A la mañana siguiente, se presenta el jefazo, a quien los últimos acontecimientos han agotado la poca paciencia que le quedaba. Decide ordenar personalmente visitas cerradas, cuestión que a Helen le parece una muy mala idea –porque si ya las presas andan alborotadas, este puede ser un buen detonante para un motín. Pero el Big Boss no atiende a más razones, y decide pasar su superior autoridad como un rodillo sobre la de nuestra gobernadora.

Ya en casa, Helen reposa en el regazo de su novio. Él trata de consolarla, pero no se le ocurre nada mejor que quitarle importancia a sus preocupaciones. Además, en todo caso, lo único que a él le importa (el bodorrio) va por su camino. Y si lo que a él le importa va bien, pues el mundo entero ha de ser feliz. Así que como ya tienen fecha en el registro para casarse, pues fuera penas.

Ni siquiera se acuerda del nombre correcto del causante del disgusto de su futura, y lo llama “Shufflebottom”. Vale, le ha salido casi un chiste, porque viene a significar algo así como “que va arrastrando el culo”; pero Helen no está de humor para apreciar la gracieta y se limita a corregirle: el gran jefe se apellida Stubberfield, y le está haciendo la puñeta muy en serio. Está tan desanimada que quiere abandonar, pero Sean (y ahí está muy acertado) señala que rendirse ahora sólo serviría para que Jim Fenner consiguiera su puesto. Helen, tienes que aguantar como sea, no dejes al malvado hacerse con el poder.

Como era de esperar, la noticia de que las visitas serán cerradas a partir de ahora, pone a las reclusas en el disparadero. En esto están todas de acuerdo, porque no se trata sólo de pasar drogas; algunas sólo quieren tomar la mano de sus niños, rozar el brazo de sus parejas…en definitiva, tener un poco de contacto emocional con el exterior. Así que claman contra la orden y pronto buscan quién ha sido el responsable del destrozo. Aunque Shell intenta desviar la atención, poco tardan en definirla como la causante principal porque: 1) Miss Steward ni siquiera ha ordenado la medida, ha sido el Big Boss, y 2) nadie hubiera decidido tal cosa si no hubiera sido por todo el lío que se ha formado con el tráfico de drogas y su presunto ejercicio por parte de una oficial. El mismo Fenner, aunque pide a Helen que suba a Dockley al nivel superior, luego se va derecho a su celda y le echa la bronca. Fenner le dice que sus maniobras sólo han sido una estupidez y que ahora encima todas las reclusas están en su contra. Tiene razón.

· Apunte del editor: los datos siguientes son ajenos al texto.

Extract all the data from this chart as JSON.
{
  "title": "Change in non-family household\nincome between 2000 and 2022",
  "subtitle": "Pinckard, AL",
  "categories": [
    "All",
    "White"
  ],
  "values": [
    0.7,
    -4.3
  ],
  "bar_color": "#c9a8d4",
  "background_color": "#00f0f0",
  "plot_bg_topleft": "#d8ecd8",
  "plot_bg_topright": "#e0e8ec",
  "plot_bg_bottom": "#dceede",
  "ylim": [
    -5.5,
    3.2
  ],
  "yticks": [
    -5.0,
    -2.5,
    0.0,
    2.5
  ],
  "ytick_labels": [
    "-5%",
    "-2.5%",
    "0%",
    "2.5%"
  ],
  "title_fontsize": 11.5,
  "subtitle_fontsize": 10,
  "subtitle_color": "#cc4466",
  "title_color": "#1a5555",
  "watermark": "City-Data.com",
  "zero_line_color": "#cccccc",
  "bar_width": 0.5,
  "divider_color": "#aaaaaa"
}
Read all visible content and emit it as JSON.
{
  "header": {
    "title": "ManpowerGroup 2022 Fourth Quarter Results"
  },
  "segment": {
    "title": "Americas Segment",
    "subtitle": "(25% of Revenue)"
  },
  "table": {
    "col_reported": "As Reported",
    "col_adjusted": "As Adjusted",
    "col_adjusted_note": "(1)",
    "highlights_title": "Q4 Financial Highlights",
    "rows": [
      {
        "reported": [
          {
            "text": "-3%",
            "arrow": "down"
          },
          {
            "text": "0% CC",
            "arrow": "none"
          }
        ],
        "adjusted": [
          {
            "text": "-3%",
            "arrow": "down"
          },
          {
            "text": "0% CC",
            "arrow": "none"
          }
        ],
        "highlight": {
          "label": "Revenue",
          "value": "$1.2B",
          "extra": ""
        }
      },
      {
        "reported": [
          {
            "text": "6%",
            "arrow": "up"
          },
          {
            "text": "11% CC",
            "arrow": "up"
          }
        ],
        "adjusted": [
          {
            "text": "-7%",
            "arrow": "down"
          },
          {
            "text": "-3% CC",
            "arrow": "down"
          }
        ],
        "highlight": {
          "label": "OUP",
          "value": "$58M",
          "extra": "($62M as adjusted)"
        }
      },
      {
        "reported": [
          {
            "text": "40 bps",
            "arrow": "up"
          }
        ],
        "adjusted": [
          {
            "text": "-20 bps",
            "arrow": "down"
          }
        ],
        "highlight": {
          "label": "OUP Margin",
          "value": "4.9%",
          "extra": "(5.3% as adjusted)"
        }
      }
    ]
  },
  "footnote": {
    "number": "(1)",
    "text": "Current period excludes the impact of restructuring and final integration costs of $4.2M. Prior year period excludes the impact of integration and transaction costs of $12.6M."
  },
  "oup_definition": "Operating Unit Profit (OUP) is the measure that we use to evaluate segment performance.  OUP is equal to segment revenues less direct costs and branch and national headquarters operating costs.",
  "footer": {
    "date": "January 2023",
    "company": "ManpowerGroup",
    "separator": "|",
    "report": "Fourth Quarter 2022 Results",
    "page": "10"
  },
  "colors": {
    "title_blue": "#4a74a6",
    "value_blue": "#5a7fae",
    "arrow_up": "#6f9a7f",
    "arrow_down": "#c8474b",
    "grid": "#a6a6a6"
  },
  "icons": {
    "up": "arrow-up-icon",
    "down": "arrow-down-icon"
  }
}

Novedades: una nueva interna llega al módulo. Se llama Yvonne y promete ser el centro de la fiesta: de momento, a Denny le gusta más que un caramelo. Shell tiene nuevos motivos para el cabreo (puede que alguien la destrone como jefa de la manada y que incluso le quite a su incondicional y servil lugarteniente).

Derrotada, Helen busca el abrigo de las tablas y se pasa un rato por la celda de Nikki a buscar consuelo. A fin de cuentas, es su presa aliada y seguramente la única persona dentro de la cárcel con quien puede hablar sin temor a que le pegue una puñalada trapera acto seguido. Nikki está leyendo “Little Dorrit” (novela de Dickens que trata de una niña recluida en una prisión junto a su familia, que ha llegado a tan triste estado por no poder pagar las deudas). Helen se sincera con Nikki: está destrozada, amargada y desanimada hasta el extremo. En mitad de la narración de sus problemas, se le quiebra la voz y casi se echa a llorar. Wade lo hace lo mejor que puede e, intentando darle apoyo, la abraza.

Helen sigue con las lágrimas a flor de piel y se deja acunar. Pero poco a poco se van acercando y, cuando la gobernadora confiesa que se va a dar por vencida, Nikki la toma de la cara y….la besa.

Helen se abandona al beso hasta que súbitamente vuelve a tomar conciencia de la realidad y se separa con brusquedad. Como un resorte, Wade hace lo propio y comienza a disculparse precipitadamente. ¿Ha sido un beso robado? ¿Un beso inapropiado?

Cuando Helen sale de la celda, se acaricia los labios con las yemas de los dedos.

Está confusa, desorientada una vez más por lo que ha sentido, preguntándose qué le está pasando a su corazón. Es el primer beso de nuestras chicas. Y un beso, señoras, es un paso importante del que la mayoría de las veces no hay vuelta atrás.

Y colorín colorado, el resumen de este episodio (penúltimo de la temporada) se ha finiquitado.